Het citaat m.b.t. zijn kunstopvatting, gericht aan Gauguin, getuigt wel van een bijzondere bescheidenheid, zelfs onderdanigheid. Bescheidenheid was een belangrijk aspect van het gecompliceerde karakter van Vincent. Zijn opmerking in dit citaat over uiterlijke schoonheid  lijkt overbodig en suggereert een impressionistische verwantschap van hen beiden, die noch bij Vincent, noch bij Paul op dat moment nog relevant is, omdat ze dat stadium voorbij zijn.

 

'Ik vind mijn opvattingen over kunst buitengewoon alledaags in vergelijking met de uwe. Ik heb nog altijd zo'n grove dierlijke smaak. Ik vergeet alles ter wille van de uiterlijke schoonheid, die ik niet kan weergeven, want in mijn schilderij maak ik die lelijk en grof, terwijl de natuur mij volmaakt voorkomt. Momenteel heb ik echter nog zo veel vuur in mijn bast dat ik recht op mijn doel afga. Het resultaat daarvan is wellicht een soms originele oprechtheid in wat ik voel, als het motief zich tenminste leent voor mijn grove en obeholpen uivoering.' Brief  699 [553a of 544a] [F] Vincent aan Paul Gauguin, 3 oktober 1888

 

 

360

 

Zelfportret, JH 1634, Arles, november-december 1888, oliedoek 46x38, gesigneerd, Private collection

 

Met Charles Laval, vriend van Paul Gauguin en Emile Bernard, ruilde Vincent dit portret. Vincent mocht Laval en bewonderde zijn werk. Hij wilde daarom met hem een portrettenruil aangaan. Laval schonk Vincent onderstaand portret en Vincent schonk hem zelfportret nr. 360. Het werk van Laval (en Bernard) staat dichter bij Gauguin dan bij de impressionisten. Mogelijk bepaalde dat mede de artistieke waardering die Vincent voor Laval had.

 

Charles Laval: Zelfportret (voor Vincent)

 

 

Vincent is de schilderstijl van de periode Parijs voorbij. Grote vlakken geel en groen bepalen de compositie. Pointillisme is niet aanwezig, en arcering nauwelijks. Er is sprake van een snelle opbouw en Vincent laat zien hoe hij zich voelt: ontspannen, rustig, in balans. Er zit iets van een boer in dit hoekige gezicht, een gegeven dat we bij een later portret ook nog zullen aantreffen, maar dan anders... Vincent is hier een eigen weg ingeslagen, een laatste fase in zijn ontwikkeling die anders is dan wat hij aan zelfportretten in een vorige fase liet zien. Wat bracht hem er toe zo te schilderen. Mogelijk het neo-impressionisme van Paul Gauguin c.s., of ook de Japanse prentkunst kan debet zijn, maar de kans is groter dat het gewoon zijn eigen vrije vondst is geweest.
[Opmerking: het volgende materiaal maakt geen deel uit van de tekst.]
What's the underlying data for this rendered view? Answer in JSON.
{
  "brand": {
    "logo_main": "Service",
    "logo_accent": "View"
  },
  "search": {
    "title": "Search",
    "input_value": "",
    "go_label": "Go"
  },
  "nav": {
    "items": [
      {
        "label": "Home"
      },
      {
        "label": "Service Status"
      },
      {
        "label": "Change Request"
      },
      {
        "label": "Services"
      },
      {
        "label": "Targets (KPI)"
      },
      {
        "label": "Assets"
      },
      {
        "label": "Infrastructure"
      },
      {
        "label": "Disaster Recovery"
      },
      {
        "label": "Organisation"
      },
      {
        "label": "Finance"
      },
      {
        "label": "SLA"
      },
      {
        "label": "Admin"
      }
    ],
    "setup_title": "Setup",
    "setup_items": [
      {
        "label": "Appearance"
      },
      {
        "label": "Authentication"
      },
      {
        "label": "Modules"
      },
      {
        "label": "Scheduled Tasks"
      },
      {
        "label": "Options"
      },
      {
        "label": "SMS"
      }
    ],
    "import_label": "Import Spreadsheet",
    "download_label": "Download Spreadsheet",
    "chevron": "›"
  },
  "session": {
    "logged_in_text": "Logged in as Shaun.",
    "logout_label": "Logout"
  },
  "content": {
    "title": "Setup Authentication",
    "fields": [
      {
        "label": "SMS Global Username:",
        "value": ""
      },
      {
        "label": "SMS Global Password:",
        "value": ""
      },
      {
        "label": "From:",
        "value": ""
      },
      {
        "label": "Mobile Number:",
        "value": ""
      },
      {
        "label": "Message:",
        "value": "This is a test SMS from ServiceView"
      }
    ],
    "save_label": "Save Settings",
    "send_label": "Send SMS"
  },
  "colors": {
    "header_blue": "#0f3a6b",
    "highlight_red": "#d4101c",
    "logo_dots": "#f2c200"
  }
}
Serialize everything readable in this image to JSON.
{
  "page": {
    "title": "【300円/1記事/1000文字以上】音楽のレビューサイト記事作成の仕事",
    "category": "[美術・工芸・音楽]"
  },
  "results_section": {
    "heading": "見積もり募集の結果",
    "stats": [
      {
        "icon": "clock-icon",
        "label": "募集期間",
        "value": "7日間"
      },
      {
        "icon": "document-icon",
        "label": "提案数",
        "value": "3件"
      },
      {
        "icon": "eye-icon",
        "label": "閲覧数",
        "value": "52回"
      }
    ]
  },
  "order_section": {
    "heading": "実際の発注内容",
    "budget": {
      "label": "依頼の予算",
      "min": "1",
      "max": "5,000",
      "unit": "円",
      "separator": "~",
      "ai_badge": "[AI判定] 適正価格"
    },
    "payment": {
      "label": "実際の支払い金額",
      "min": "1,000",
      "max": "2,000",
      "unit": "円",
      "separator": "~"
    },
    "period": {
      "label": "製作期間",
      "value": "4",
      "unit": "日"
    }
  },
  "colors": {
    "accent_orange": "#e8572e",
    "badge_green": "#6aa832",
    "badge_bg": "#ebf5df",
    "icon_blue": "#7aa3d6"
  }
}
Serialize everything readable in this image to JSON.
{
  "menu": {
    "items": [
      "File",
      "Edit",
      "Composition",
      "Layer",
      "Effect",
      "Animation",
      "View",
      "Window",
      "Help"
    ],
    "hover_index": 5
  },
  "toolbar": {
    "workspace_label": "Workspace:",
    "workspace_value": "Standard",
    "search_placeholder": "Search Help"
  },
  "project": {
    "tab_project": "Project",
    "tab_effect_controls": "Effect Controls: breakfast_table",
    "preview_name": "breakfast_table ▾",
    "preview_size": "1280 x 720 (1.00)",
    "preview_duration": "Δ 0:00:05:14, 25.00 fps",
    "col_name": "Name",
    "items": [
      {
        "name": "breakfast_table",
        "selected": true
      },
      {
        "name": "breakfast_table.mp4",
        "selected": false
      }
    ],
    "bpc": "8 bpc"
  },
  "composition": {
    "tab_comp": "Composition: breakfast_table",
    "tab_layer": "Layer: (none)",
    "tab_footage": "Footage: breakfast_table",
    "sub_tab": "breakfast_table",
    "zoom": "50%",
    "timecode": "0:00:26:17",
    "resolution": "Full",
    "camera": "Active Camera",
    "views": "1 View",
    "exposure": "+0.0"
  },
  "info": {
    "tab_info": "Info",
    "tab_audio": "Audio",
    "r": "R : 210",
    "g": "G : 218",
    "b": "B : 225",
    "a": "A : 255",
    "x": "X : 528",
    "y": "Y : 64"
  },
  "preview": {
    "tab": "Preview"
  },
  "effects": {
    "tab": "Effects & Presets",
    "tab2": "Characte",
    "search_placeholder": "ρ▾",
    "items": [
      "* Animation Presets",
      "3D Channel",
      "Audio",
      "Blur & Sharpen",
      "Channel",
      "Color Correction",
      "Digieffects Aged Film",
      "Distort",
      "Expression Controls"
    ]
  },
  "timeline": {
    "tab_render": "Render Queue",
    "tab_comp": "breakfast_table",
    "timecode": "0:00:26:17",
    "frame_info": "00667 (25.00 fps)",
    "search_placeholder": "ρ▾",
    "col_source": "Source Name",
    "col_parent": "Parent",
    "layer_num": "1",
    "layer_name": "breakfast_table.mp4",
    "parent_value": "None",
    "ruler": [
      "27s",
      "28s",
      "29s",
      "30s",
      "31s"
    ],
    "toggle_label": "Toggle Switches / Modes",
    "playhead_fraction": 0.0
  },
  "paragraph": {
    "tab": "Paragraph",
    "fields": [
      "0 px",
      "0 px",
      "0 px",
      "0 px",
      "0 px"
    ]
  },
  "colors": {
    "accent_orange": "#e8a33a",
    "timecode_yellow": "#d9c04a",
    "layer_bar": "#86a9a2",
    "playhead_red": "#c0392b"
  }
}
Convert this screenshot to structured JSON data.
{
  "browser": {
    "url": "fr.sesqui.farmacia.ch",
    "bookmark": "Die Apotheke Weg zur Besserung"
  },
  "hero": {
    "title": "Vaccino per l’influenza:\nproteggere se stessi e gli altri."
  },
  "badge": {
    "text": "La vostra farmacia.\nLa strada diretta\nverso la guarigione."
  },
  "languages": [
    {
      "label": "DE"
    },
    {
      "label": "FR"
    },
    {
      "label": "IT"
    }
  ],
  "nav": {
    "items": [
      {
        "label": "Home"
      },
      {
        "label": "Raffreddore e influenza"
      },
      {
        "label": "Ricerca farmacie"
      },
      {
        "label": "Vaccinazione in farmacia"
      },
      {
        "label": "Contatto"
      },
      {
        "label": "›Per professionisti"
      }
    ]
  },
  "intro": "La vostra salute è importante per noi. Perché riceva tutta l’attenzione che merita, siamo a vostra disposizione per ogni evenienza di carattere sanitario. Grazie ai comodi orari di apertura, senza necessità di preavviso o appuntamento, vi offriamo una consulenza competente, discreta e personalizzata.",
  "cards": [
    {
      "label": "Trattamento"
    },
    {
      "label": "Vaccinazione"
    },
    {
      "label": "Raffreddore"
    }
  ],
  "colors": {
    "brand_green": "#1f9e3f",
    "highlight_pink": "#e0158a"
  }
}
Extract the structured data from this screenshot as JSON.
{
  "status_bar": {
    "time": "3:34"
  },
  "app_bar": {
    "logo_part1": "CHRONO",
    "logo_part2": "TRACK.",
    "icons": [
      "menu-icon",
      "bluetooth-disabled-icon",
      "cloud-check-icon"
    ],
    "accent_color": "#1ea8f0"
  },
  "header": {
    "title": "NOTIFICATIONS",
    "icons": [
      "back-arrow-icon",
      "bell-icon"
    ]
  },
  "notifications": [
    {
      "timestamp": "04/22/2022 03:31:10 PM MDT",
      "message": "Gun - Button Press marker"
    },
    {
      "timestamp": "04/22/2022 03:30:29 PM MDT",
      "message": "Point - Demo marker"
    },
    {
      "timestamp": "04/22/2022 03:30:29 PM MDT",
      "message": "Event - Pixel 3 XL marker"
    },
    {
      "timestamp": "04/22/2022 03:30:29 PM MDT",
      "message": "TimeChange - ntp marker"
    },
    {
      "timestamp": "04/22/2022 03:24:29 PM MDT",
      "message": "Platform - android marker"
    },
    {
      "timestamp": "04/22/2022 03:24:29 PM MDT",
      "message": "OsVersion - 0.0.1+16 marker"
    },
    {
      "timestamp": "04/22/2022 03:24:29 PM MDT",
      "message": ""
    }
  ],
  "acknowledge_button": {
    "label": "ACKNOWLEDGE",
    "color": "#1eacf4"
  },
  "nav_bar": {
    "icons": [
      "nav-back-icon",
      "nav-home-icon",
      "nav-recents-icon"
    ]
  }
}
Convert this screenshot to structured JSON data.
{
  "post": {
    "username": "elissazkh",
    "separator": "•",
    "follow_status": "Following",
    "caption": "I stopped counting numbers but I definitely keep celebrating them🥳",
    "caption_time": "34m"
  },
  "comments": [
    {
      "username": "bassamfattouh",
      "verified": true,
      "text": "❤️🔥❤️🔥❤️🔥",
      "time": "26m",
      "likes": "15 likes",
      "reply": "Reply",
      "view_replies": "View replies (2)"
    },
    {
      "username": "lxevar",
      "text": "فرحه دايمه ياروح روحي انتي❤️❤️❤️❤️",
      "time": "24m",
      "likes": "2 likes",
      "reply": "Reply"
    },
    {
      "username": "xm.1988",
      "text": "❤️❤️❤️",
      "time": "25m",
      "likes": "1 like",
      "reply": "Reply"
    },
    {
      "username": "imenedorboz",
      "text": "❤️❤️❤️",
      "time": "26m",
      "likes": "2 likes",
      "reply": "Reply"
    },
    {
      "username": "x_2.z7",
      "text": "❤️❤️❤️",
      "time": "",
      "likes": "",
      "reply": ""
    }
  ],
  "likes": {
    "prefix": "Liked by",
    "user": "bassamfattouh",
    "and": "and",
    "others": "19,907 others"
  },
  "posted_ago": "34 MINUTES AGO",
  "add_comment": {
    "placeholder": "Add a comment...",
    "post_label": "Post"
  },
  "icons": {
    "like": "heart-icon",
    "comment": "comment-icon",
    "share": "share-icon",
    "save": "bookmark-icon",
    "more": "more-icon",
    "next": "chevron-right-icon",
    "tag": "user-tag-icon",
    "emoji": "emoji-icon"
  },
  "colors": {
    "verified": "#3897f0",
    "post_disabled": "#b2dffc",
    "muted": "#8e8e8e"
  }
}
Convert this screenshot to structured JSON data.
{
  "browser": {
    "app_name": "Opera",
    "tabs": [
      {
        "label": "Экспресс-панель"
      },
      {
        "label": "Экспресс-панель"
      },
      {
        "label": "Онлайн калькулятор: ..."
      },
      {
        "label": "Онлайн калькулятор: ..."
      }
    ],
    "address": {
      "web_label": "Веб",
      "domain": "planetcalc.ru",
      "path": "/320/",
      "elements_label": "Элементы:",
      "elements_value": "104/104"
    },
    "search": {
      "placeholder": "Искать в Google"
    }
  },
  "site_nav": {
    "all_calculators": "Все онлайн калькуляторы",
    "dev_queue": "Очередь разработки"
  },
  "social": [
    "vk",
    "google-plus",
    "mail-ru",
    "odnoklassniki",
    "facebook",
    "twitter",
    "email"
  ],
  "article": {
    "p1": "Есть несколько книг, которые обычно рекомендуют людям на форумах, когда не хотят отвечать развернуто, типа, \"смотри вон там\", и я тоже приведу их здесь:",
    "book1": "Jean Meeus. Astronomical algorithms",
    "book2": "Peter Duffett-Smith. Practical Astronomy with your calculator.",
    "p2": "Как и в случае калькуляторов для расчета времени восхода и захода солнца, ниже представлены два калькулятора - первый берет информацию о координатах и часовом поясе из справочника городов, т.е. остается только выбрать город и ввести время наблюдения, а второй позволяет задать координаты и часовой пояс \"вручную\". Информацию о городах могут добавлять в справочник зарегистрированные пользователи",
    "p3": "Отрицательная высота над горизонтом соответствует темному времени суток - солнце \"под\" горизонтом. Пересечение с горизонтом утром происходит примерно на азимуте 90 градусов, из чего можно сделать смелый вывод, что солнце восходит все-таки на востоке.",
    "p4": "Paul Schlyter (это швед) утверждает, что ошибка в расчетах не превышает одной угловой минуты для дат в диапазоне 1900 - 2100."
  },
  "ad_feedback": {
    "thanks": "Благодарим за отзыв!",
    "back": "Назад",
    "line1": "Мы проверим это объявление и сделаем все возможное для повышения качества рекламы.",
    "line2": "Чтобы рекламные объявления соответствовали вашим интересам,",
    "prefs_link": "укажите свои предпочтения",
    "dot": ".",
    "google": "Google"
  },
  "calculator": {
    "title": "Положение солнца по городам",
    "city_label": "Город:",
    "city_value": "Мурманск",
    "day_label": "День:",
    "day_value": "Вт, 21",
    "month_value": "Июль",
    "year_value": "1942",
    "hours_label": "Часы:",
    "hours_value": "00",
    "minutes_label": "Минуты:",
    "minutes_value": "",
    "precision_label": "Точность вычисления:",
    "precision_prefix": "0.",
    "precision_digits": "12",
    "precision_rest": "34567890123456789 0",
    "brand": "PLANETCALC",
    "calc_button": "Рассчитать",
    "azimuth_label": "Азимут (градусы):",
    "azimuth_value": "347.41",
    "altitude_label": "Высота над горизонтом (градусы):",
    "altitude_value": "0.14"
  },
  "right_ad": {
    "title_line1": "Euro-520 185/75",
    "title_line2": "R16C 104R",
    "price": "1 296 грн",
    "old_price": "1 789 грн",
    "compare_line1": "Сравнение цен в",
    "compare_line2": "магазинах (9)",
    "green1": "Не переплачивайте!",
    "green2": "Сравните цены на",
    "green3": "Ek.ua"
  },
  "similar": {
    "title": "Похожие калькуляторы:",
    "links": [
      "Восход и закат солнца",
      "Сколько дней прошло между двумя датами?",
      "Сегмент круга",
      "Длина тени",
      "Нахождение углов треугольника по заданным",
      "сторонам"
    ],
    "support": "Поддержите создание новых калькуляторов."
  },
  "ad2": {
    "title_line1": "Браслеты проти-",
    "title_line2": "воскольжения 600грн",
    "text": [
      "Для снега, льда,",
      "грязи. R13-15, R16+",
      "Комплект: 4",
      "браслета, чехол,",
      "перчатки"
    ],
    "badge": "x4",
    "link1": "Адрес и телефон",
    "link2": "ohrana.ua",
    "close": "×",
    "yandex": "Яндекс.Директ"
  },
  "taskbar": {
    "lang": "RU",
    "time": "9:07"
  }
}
De ogen laten een minder bezorgde Vincent zien. Ze zijn wel donker en enigszins geknepen, maar hebben niet dat zorgelijke van veel Parijse zelfportretten.

In de werkwijze valt ook het gebruik van dunne verf op. Door zijn haar schemert zelfs - als je goed kijkt -  de kleur van het ruwe canvas door. Ook de omtreklijn is weer terug.

 

370 

 

Zelfportret met verbonden oor, JH 1657, Arles januari 1889, 51x45, Courtauld Institute Galleries, London

 

De beroemde portretten met verbonden oor dateren uit midden januari 1889. Ze laten een bezorgde Vincent zien. Gekweld ook. Van nr. 370 lijken de ogen in het luchtledige te zien, alsof Vincent alleen nog maar oog heeft voor eigen innerlijk en overdenkt wat er is gebeurd. Over wat er precies is gebeurd, blijven we in het onzekere, ook al raadplegen we de brieven die Vincent heeft geschreven. In die brieven doet hij het conflict met Gauguin af als een bagatel en over deze twee zelfportretten wordt aan Theo met geen woord gerept.

Het opvallende van beide portretten is dat hij een gladgeschoren gezicht heeft, logisch in deze situatie van ziekenhuisopname. In portret nr. 400 heeft Vincent weer een baard en het is dus aannemelijk dat nr. 390 daartussen is geplaatst.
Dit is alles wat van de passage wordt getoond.